Sit in any discussion about how a charity can promote a campaign on social media and it won't be long before someone suggests asking Stephen Fry to tweet about it.

Being very kind, intelligent and rather lovely, he is known to tweet on behalf of a wide range of non-profit organisations. And with over 6.5 million followers, he can drive some serious traffic to a website.

So what does happen when Stephen mentions a campaign or a cause in a tweet?

Stephen mentioned in this tweet on Monday the tenth of February at 5.57pm.

Screen Shot 2014-02-13 at 12.09.47

The site went crazy. Within two minutes we'd had over one thousand hits. And three days later that single tweet is still driving traffic.

From the initial spike the number of hits settled down to about sixty a minute which continued until late in to the night. Here's a screen grab that shows the number of hits over the first hour.

Screen Shot 2014-02-13 at 12.20.15

We are currently standing at well over 21,000 hits and we can't see the flow stopping.

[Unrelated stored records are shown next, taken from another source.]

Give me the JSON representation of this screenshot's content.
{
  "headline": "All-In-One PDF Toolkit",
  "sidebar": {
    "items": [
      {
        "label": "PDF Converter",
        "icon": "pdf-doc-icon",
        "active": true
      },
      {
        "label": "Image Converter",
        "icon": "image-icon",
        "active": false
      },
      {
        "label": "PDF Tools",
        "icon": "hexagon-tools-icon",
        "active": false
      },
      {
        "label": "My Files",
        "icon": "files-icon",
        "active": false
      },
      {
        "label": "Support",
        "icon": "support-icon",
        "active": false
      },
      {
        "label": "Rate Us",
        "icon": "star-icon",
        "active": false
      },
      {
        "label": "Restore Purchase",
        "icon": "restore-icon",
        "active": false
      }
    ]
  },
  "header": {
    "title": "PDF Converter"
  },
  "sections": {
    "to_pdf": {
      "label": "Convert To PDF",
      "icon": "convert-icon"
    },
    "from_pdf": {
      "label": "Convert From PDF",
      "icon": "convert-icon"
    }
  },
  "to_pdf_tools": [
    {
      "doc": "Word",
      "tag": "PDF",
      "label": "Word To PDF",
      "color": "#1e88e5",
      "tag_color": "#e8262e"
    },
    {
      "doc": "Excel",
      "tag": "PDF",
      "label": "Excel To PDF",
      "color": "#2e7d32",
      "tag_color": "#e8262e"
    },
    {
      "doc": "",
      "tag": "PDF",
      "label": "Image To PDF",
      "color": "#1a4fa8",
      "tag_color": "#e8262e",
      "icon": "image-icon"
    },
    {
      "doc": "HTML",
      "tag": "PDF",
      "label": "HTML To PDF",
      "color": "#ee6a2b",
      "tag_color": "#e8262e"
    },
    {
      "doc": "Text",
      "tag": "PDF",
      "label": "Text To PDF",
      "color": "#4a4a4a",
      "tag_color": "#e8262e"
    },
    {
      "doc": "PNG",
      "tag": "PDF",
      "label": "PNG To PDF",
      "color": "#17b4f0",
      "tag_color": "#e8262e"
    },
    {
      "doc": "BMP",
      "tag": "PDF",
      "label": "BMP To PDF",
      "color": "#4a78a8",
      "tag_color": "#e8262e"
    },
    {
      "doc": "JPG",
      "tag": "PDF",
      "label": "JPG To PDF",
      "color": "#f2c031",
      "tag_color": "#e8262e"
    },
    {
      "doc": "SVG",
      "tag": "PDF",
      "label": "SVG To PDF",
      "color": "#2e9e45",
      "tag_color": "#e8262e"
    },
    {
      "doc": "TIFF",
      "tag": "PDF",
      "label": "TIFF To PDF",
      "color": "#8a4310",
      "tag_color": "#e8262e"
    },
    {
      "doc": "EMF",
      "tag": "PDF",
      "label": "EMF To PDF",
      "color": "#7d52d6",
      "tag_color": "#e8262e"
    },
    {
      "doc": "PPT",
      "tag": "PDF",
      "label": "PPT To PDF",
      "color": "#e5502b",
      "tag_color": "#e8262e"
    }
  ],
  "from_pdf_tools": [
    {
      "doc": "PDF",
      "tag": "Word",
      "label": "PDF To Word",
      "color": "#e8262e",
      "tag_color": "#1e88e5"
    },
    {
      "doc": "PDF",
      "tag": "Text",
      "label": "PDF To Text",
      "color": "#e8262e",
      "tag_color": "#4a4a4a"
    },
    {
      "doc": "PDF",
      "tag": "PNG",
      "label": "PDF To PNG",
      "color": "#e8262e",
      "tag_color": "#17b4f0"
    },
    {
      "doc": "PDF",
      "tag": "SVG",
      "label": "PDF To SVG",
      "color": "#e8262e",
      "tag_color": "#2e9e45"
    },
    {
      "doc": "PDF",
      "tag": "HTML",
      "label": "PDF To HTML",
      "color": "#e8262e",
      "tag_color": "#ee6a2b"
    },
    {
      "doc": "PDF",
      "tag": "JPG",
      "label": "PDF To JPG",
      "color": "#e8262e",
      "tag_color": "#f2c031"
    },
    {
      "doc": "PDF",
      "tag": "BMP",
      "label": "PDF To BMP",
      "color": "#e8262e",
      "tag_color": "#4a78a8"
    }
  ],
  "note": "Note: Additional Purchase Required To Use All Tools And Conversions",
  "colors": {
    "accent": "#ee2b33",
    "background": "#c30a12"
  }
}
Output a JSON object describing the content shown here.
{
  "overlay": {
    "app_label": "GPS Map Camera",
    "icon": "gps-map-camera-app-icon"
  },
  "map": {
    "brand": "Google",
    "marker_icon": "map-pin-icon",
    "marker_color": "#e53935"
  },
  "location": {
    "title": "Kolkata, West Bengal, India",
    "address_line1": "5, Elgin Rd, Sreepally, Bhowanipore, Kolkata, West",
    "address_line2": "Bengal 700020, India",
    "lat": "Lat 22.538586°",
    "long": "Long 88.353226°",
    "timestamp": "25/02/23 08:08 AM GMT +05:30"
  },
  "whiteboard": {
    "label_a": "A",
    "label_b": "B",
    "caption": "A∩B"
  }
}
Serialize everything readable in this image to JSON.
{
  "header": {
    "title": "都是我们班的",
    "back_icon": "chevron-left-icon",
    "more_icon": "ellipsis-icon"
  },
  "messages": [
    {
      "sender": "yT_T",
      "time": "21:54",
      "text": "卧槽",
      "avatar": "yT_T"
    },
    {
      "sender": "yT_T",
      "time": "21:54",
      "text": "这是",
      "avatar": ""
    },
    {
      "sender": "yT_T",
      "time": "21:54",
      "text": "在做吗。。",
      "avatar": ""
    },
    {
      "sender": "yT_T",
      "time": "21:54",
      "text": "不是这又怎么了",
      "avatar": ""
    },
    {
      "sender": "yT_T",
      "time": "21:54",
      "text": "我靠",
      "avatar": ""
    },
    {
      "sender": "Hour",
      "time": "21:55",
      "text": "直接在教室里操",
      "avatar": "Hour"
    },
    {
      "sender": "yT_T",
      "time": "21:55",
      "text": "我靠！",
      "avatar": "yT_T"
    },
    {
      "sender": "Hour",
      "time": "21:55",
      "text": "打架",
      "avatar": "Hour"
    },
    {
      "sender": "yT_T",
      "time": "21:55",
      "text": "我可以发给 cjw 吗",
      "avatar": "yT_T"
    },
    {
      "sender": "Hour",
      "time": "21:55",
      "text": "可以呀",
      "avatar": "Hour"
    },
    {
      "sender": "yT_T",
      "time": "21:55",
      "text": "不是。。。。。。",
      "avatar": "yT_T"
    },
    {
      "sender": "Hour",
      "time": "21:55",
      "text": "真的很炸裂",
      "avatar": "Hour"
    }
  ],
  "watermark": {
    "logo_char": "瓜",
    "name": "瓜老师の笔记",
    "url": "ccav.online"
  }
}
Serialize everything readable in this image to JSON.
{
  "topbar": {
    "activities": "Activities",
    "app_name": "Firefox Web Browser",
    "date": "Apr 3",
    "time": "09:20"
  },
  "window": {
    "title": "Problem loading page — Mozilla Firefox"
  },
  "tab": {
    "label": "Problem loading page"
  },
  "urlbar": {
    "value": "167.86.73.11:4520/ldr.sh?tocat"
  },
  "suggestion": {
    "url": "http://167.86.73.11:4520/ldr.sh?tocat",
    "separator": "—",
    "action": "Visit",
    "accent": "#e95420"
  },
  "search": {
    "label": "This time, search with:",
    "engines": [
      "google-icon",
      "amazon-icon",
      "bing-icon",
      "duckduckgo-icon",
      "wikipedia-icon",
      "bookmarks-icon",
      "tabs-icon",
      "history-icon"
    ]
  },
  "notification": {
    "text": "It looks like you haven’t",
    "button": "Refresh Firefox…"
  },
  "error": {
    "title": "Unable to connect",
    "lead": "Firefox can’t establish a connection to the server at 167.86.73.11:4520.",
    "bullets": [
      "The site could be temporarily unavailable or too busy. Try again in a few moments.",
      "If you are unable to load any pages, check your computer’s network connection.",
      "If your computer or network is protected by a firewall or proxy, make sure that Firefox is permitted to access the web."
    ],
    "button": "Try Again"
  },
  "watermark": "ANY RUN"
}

But what about conversions?

And that's the point of this post. Too many people think that social media is a magical panacea for a fledgling campaign. It's not. It can help, but without a great offer, you are never going to be able to generate significant levels of income.

People will come and have a look and then simply click back to see what else is happening on Twitter.

The conversion rate we've seen is comparable to a good press insert in a good publication.

That's very pleasing. The danger of our approach was that people might just come and have a look at the TV ad and then disappear. That's not the case. People are looking and sharing. But, most importantly, we are generating donations.

Our goal now is to see what worked for this test and what didn't and develop the product from there.